In Aspire every component needs to be referenced from an AppBundle or application.xml file, which describes the job execution flow. For the Connector Framework we have one common AppBundle called app-rap-connector.
This AppBundle is automatically loaded when Aspire detects it needs to load a connector. It contains all the PipelineManagers, Pipelines and references to the Connector Framework Components and Stages from the aspire-connector-framework bundle.
The CrawlController is the main entry point for incoming crawl start signals, also it controls the ConnectionPool and manages the NoSQLConnections to Mongo used by the rest of the components. It also handles the distributed crawl start and synchronizes the crawl status with Mongo so all Aspire servers have the same.
It is a component configured to claim items from the scanQueue collection in Mongo, marks each item as in-progress "P" in Mongo (so no other server claims the same item for scanning) and enqueues them jobs into the ScanPipelineManager. All the items claimed by this component are containers that should be scanned.
It is a component configured to claim items from the processQueue collection in Mongo, marks each item as in-progress "P" in Mongo (so no other server claims the same item for processing) and enqueues them as jobs into the ProcessPipelineManager. All the items claimed by this components are items that should be considered for workflow processing.
This stage gets executed at the end of the crawl, it queries MongoDB for the uncrawled items according to the snapshot collection, gets a list of items to delete, and enqueues them to the processQueue collection with the action as "delete". Then those items will be picked up by the ProcessQueueLoader component in order to process them.
Marks the crawl as complete "C" in the status collection.
Filters the items before they get scanned, so they get returned to the scanQueue collection if the crawl is paused, so it can be scanned later.
Calls the specific connector implementation (RepositoryAccessProvider or RAP) to scan an item and get back all its children, then they get enqueued to the ScanChildrenPipelineManager as Aspire jobs.
Calls the specific connector implementation (RAP) to mark an item as container.
Calls the specific connector implementation (RAP) of the include/exclude filters
Compares the current item against the snapshot collection to determine if this should be added or updated in incremental crawls.
Gets the hierarchy of the current item from the hierarchy collection and generates the structure for it in the metadata. It also stores information about each container that passes through this so later on, its children can get its hierarchy.
Enqueues the current item into the scanQueue collection with status as available "A".
Add the current item to the snapshot collection or update it in case it already exists.
Enqueues the current item into the processQueue collection with status as "A".

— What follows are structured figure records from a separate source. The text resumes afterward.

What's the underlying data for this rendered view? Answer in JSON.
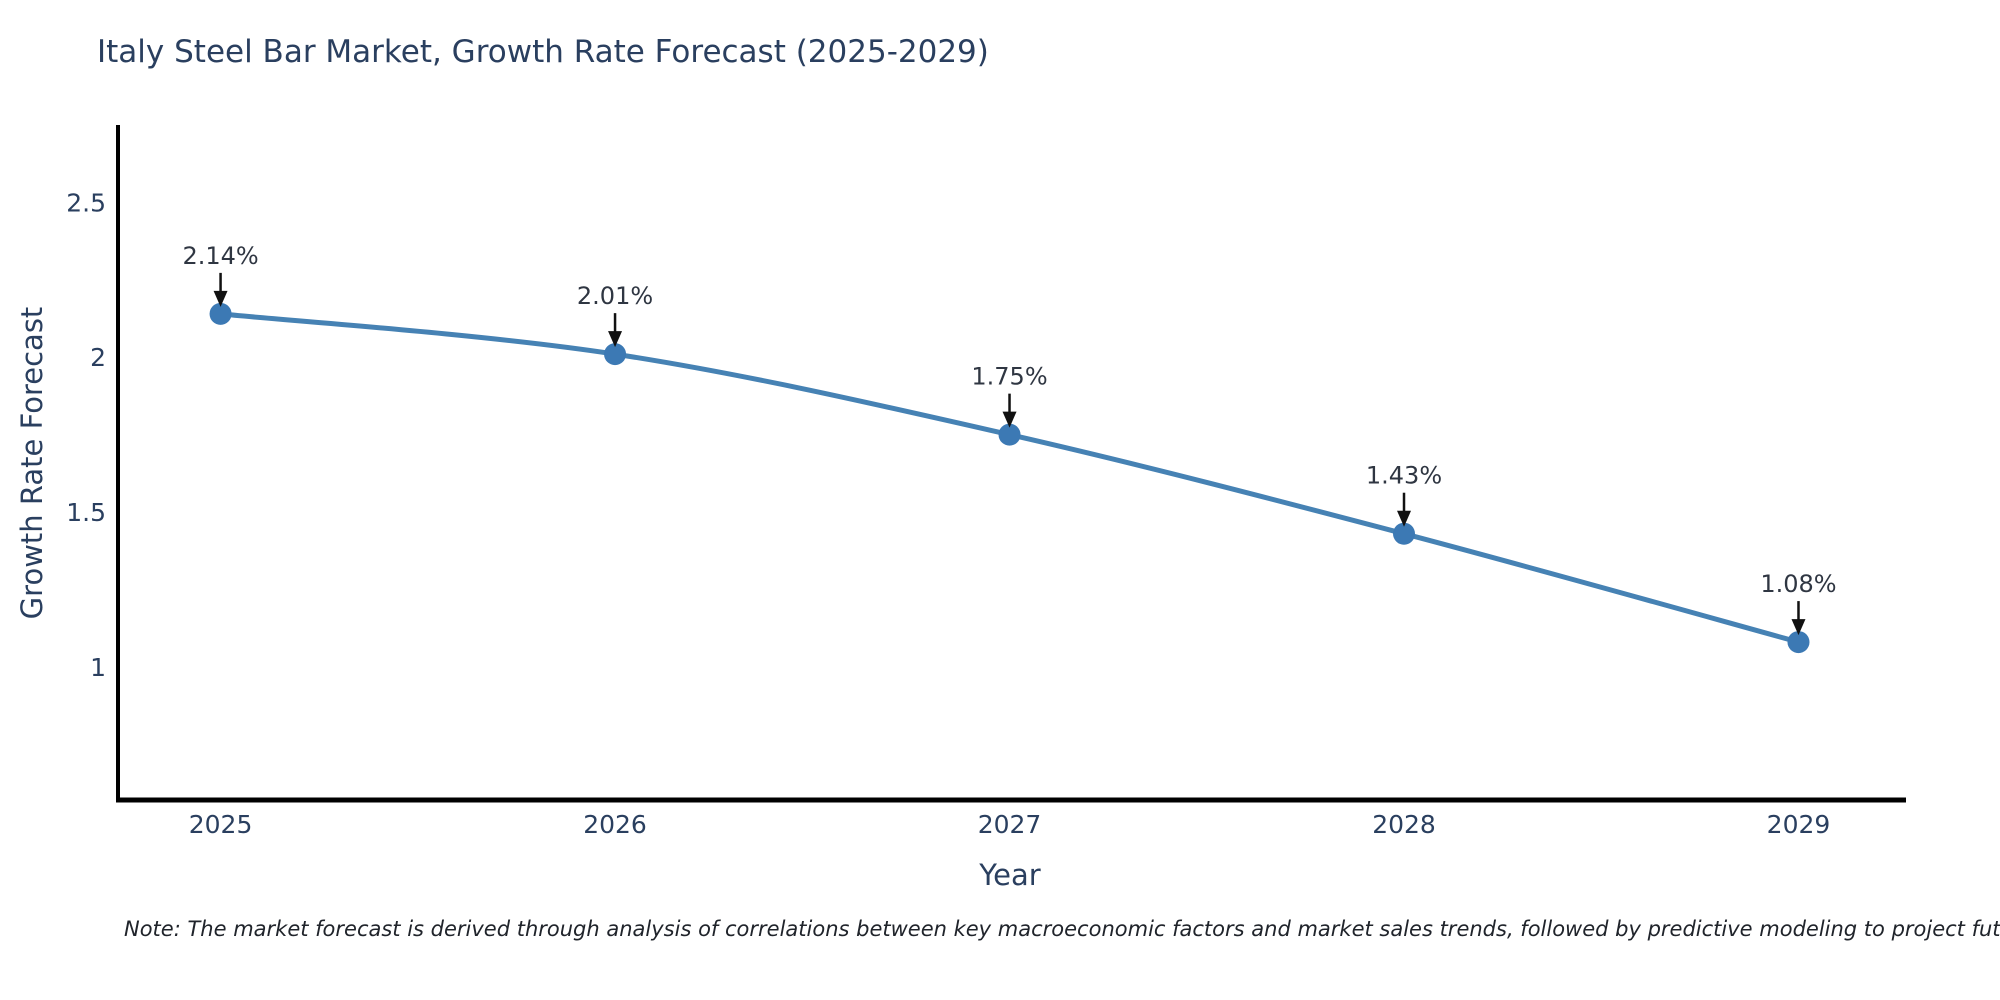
{
  "page": {
    "note": "Note: The market forecast is derived through analysis of correlations between key macroeconomic factors and market sales trends, followed by predictive modeling to project future sales"
  },
  "chart_data": {
    "type": "line",
    "title": "Italy Steel Bar Market, Growth Rate Forecast (2025-2029)",
    "xlabel": "Year",
    "ylabel": "Growth Rate Forecast",
    "x": [
      2025,
      2026,
      2027,
      2028,
      2029
    ],
    "values": [
      2.14,
      2.01,
      1.75,
      1.43,
      1.08
    ],
    "point_labels": [
      "2.14%",
      "2.01%",
      "1.75%",
      "1.43%",
      "1.08%"
    ],
    "x_tick_labels": [
      "2025",
      "2026",
      "2027",
      "2028",
      "2029"
    ],
    "y_ticks": [
      2.5,
      2,
      1.5,
      1
    ],
    "y_tick_labels": [
      "2.5",
      "2",
      "1.5",
      "1"
    ],
    "xlim": [
      2024.74,
      2029.27
    ],
    "ylim": [
      0.57,
      2.75
    ],
    "grid": false,
    "legend": "none",
    "line_shape": "spline",
    "colors": {
      "line": "#4682B4",
      "marker": "#3C79B4",
      "axis": "#000000",
      "tick_text": "#2a3f5f",
      "annotation_text": "#2f3642",
      "arrow": "#111111",
      "background": "#ffffff"
    }
  }
}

Filters the items before they get processed, so they get returned to the processQueue collection if the crawl is paused, so it can be processed later.
Calls the specific connector implementation (RAP) with the "crawlRoot" item and enqueues any extra root items added by the connector to the ScanChildrenPipelineManager as an Aspire job.
Calls the specific connector implementation (RAP) to populate the current item's metadata, if the item is marked as a "delete" then, it calls the corresponding registered methods in the RAP.
If the specific connector implementation does not define a custom Fetcher, it uses the FetchUrl stage, other wise it calls the connector specific fetcher to fetch the content from the repository.
Enqueues the current item into the scanQueue collection with status as "A".
Marks the current item as completed "C" in the processQueue collection.
Marks the current item as completed "C" in the scanQueue collection.